Horror is a genre that has historically responded to the times and reflected our fears back at us. Living up to that legacy is Rob Savage’s new film Host. Released on Shudder earlier this summer, Host is presented to the audience completely from the perspective of a laptop screen. Shot entirely via Zoom during the lockdown in the UK, the movie is about six friends who decide to switch up their virtual hang by having a digital seance. When one of the friends decides not to take the process seriously (Team Haley), she invites something into the circle that doesn’t want to leave.
The setup parallels other recent releases such as Unfriended and Searching, but the germ for Host came from a short film that Savage produced earlier in the lockdown. After gathering his friends on Zoom, he told them about strange noises he’s been hearing in his attic. While they all stayed on the line, he went to investigate. The short went viral, and he approached Shudder about making a feature length film. Actors learned to do their own practical effects and shot all their sides on their computers. No one was allowed to see all of the script so that their reactions to the scares would be genuine.
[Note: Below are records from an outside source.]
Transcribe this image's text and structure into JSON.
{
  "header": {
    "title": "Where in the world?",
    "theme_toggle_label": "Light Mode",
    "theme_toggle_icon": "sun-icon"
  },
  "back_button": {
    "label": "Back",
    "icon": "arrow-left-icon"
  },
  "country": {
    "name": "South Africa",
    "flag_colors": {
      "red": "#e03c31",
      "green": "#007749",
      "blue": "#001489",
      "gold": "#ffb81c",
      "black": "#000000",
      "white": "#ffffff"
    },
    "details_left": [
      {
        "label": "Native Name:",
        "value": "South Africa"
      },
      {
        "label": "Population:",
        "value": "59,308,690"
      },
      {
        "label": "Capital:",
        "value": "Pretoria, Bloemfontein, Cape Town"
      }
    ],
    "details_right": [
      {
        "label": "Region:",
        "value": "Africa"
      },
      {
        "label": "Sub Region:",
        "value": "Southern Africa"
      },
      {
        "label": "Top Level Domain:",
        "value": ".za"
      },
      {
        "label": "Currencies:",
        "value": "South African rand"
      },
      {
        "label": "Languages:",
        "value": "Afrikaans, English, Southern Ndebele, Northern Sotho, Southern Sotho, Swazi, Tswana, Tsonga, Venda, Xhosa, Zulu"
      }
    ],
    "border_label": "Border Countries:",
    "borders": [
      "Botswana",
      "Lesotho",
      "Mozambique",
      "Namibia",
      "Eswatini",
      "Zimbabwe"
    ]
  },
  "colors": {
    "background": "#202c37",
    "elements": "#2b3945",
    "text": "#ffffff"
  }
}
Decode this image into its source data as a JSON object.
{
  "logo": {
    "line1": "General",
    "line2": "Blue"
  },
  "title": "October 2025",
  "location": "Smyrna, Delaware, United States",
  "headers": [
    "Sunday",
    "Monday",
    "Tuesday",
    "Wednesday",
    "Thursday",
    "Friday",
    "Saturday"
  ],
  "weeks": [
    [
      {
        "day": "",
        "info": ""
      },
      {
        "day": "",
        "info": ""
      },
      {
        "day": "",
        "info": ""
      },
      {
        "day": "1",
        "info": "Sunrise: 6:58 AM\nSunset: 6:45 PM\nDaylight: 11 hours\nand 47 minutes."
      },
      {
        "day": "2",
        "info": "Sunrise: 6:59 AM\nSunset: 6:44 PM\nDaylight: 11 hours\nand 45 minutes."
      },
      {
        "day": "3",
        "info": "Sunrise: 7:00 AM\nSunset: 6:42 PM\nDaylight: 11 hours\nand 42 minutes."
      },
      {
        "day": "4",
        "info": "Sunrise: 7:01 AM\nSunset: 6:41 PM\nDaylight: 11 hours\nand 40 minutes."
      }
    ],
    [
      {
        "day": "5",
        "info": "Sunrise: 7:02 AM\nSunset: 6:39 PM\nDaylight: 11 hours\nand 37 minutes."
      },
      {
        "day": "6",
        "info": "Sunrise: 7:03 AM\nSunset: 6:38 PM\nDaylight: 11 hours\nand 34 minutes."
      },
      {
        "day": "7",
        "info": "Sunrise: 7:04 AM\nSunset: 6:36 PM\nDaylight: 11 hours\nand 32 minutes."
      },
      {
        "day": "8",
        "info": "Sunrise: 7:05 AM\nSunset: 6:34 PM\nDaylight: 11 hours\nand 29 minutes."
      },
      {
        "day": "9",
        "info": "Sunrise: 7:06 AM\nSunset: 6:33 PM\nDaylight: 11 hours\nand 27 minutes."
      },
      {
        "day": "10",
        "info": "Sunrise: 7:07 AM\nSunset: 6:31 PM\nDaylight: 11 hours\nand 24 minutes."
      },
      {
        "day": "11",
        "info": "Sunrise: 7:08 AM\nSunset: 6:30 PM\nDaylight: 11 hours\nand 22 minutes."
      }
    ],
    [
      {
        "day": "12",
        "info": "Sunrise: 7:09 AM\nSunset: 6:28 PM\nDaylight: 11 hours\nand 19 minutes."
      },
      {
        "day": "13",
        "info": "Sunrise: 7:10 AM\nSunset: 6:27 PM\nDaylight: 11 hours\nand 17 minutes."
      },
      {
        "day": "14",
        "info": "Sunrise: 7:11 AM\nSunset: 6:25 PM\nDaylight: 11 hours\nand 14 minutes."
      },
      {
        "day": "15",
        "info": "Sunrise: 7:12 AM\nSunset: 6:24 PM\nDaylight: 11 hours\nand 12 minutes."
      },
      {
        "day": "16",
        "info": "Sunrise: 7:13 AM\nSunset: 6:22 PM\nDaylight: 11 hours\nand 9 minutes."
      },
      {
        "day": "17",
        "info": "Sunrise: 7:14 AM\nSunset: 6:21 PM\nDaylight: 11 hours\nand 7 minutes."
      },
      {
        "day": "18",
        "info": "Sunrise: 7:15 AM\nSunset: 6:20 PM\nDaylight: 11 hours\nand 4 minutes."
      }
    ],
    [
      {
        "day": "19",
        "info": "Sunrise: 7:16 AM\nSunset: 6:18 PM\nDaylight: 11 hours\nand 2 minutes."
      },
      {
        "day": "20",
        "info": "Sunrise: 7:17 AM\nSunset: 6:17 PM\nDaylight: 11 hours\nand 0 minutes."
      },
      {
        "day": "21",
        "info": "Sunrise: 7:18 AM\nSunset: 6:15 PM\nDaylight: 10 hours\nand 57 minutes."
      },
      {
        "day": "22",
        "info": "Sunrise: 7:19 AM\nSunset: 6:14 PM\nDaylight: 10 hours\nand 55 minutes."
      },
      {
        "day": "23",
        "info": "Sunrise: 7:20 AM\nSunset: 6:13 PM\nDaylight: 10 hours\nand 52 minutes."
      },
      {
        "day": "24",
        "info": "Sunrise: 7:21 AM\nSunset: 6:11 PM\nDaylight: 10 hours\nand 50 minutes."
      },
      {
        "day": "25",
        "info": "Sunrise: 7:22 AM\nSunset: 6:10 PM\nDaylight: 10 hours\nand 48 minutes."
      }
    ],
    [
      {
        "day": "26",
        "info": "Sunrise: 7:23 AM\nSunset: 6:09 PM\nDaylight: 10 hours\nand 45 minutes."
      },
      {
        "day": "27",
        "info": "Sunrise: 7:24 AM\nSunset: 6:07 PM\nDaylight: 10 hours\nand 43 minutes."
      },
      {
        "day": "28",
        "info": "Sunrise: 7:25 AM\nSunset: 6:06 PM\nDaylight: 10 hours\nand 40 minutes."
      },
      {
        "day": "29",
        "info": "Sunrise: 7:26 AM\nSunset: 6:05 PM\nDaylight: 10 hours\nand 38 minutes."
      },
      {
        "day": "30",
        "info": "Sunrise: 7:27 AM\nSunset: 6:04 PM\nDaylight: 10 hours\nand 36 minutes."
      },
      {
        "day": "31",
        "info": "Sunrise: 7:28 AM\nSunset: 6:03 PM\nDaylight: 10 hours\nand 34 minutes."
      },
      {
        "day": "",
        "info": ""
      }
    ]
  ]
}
Upon its release, Host received near universal positive responses from audiences and critics. The movie has a score of 100 on Rotten Tomatoes and was a critical darling. The experience of watching it is not unlike hanging out with friends on a Zoom call, which we’re all doing a lot of these days. The actors have great chemistry and banter comfortably with each other, even over garbly internet. The movie’s short runtime, mimicking the length of a free Zoom call, offers a unique constraint the filmmakers leverage to achieve an incredibly effective pacing. Though we see most of the action from a computer, the kills are punchy and the practical effects are stupendous considering they were largely carried out by actors with only basic training.
In a year that has been characterized by people finding inventive ways to connect and do the things that we miss doing, Host stands as a really ingenious piece of filmmaking. After months of seeing titles we were excited about getting bumped and bumped and bumed, it was nice to have Host fall into our laps. Maybe we can have nice things!